Dave Ruffy – DIE BIOGRAFIE

- Anfang der Fünfziger wird Dave Ruffy in York geboren.

- 1957 zieht Dave nach dem Tod seiner Mutter ins Londoner East End.

- 1967 wird Ruffy Schlagzeuger der Soul- und Rocksteady-Band THE STAR-KEYS.

- 1970+ In den frühen Siebzigern lebt Dave mit Frau und Tochter im East End. Um sich über Wasser zu halten, arbeitet er in Fabriken und als Bote in der Stadt. Durch seine regelmäßigen Besuche in Plattenläden findet er einen Job in einer kleinen Plattenladenkette namens James Asman’s.

- 1976 spielt Dave als Drummer zusammen mit Paul Fox in der Funk-Band HIT AND RUN.

- 1977 wird Dave Bassist bei RUTS.

- 1978 übernimmt John „Segs“ Jennings den Bass und Dave Ruffy kehrt zurück ans Schlagzeug.

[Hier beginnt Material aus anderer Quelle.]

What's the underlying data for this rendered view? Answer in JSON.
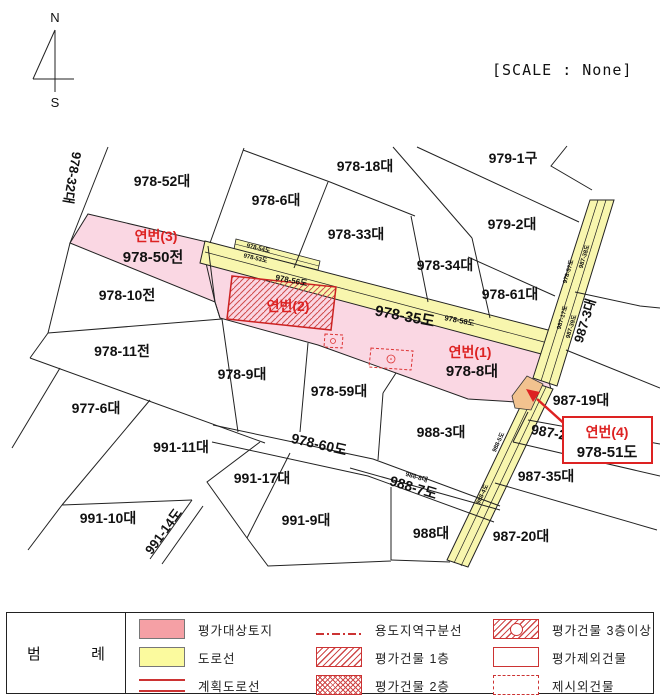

- 1980 macht Dave nach Malcolm Owens Tod mit den verbliebenen RUTS-Mitgliedern als RUTS DC weiter.

- 1982 vermittelt Rough Trade-Gründer Geoff Travis Dave den Posten als Schlagzeuger bei AZTEC CAMERA, wo er bis 1988 bleibt.

- Ab 1983 arbeitet Dave als (Session-)Drummer u.a. für PREFAB SPROUT (1983), THE WATERBOYS (1985/86) und Sinead O’Connor (1990-92).

- Ab Ende der Achtziger legt Dave auch als DJ House- und Dub-Platten auf.

- 1999 produziert Ruffy das letzte Album der Singer/Songwriterin Kirsty MacColl.

- 2007 reformieren sich RUTS anlässlich der Krebserkrankung von Gitarrist Paul Fox einmalig mit Henry Rollins als Leadsänger.

- Ca. 2008 startet Dave Ruffy ein Projekt mit Marc Almond.

- 2011 reformieren Segs und Dave RUTS DC dauerhaft.